Shortly after emerging from bankruptcy last July, when GM’s sales were still showing few signs of recovery, then-Sales and Marketing boss Mark LaNeve had his marketing responsibilities stripped about a week before monthly sales came out. In a matter of months, LaNeve was out the door. Sales and marketing were rolled together again when Susan Docherty took over for LaNeve, but over the weekend it was once again stripped away, in one of the first signs that Docherty’s star is no longer rising at GM. And lets go ahead and start assuming that February sales must be looking fairly grim, because the only real explanation given to Automotive News [sub] is that
The shakeup shows that Chairman and CEO Ed Whitacre is impatient to boost sales and for consumers to appreciate what he believes is the high quality of GM vehicles. When he became chief executive in December, Whitacre said his sales and marketing team would need to show results quickly.
The perception gap claims another victim! But Docherty’s downgrade is Mark Reuss’s gain. The former Holden boss, now GM’s President of North American operations, will assume the sales responsibilities, leaving Docherty time to focus on the marketing side and polish up her resumé.
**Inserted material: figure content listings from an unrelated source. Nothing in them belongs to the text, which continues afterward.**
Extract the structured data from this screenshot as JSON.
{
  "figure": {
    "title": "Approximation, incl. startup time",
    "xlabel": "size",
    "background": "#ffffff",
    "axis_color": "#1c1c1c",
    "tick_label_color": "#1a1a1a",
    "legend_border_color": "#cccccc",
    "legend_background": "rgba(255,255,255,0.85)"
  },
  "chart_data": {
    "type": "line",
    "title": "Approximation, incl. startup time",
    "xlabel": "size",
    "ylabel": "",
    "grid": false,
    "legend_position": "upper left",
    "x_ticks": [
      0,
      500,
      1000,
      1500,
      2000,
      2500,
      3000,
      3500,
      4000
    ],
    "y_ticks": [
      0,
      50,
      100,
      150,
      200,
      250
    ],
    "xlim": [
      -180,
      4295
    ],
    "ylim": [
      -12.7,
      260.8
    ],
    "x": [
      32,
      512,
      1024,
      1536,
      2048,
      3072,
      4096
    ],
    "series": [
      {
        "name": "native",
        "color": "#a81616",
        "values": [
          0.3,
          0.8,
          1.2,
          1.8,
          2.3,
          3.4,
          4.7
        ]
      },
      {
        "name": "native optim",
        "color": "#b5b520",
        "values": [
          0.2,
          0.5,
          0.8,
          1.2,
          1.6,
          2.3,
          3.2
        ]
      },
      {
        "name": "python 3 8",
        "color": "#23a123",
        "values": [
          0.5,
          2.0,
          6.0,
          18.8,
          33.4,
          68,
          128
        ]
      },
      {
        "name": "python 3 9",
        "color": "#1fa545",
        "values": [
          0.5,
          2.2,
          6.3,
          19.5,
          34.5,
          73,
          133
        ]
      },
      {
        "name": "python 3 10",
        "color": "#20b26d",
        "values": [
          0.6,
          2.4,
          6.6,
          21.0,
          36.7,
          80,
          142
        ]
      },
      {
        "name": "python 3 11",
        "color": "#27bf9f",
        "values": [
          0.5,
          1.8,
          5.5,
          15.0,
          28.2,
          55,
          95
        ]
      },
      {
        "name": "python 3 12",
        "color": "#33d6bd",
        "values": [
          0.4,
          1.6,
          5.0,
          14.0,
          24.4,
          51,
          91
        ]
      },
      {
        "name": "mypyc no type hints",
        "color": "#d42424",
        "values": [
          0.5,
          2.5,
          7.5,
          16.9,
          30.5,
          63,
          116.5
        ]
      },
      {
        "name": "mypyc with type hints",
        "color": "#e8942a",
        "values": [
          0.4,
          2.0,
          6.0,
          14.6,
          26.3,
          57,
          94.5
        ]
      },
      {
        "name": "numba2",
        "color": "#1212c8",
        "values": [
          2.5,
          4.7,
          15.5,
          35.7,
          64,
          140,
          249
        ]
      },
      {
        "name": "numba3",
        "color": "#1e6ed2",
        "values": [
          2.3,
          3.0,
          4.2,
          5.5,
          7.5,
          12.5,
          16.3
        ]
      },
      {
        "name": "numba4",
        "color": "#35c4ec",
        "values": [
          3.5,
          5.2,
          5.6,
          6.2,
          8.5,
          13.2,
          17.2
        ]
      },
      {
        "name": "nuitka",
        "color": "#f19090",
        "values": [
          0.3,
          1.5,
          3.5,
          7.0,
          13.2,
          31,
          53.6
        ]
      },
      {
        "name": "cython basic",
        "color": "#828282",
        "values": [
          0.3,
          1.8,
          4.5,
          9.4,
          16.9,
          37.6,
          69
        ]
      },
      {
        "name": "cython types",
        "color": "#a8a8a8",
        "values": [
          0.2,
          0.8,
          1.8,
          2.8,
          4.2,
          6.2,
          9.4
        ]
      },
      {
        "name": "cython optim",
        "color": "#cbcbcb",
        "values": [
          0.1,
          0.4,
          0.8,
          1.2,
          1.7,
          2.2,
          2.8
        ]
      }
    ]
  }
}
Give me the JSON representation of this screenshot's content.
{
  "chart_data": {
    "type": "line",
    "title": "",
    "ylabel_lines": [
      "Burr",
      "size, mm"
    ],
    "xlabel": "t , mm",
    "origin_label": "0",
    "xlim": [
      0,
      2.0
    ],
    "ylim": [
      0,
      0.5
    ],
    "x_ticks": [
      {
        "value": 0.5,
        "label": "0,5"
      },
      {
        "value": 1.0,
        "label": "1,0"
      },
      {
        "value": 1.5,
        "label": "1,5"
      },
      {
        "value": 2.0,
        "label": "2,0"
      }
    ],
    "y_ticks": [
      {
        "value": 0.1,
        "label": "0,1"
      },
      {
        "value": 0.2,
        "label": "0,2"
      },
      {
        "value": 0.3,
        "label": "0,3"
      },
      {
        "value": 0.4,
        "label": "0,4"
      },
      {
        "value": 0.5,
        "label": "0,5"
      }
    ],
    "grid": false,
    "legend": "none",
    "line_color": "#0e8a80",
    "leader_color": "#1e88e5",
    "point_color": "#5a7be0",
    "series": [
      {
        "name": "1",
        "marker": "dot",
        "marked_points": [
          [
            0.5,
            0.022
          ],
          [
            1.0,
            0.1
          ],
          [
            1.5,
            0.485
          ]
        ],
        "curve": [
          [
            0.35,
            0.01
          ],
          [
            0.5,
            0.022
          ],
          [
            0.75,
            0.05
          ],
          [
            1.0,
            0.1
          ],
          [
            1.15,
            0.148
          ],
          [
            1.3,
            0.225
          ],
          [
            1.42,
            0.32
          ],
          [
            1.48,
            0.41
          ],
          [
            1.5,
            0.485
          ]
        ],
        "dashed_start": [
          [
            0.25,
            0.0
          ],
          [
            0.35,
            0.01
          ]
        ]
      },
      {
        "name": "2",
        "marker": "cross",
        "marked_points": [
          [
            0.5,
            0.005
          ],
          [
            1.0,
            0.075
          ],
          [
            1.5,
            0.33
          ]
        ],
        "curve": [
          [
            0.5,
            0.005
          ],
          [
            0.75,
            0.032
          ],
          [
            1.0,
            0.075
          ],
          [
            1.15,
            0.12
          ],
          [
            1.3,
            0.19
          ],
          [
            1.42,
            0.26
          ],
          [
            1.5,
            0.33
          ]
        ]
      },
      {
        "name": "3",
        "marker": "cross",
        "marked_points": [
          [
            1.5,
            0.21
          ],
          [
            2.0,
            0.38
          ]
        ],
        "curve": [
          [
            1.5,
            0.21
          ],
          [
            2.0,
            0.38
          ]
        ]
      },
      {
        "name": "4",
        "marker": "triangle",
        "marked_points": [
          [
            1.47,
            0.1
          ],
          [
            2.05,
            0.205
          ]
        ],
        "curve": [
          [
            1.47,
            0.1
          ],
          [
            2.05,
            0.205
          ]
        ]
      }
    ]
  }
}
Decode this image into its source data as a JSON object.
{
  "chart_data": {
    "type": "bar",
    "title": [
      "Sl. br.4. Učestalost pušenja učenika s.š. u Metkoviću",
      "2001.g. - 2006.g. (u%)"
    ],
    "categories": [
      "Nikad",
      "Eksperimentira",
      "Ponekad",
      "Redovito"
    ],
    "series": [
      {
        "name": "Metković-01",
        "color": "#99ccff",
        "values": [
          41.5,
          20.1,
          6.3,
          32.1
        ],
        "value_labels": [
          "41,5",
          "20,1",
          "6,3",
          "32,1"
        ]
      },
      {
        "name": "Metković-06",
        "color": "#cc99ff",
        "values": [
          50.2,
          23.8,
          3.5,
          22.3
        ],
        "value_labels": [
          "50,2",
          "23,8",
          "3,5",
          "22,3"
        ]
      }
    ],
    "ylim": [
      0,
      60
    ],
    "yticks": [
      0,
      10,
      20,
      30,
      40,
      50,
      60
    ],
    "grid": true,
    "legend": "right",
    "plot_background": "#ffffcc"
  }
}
Indeed, the only evidence that the S&M split doesn’t mean Docherty is on her way out is that the same division of labor is being repeated across the executive ranks. Because if you can’t pay your execs enough, hiring twice as many can’t be a bad idea. You know, unless bloated management bureaucracies are a long-standing weakness for your company. In any case,
GM will create a divisional reporting structure that separates sales and marketing. Chevrolet, Cadillac and Buick-GMC will each have a marketing boss, reporting to Docherty, and a sales leader, reporting to Reuss, said the sources, who declined to be identified. The division chiefs now handle both functions.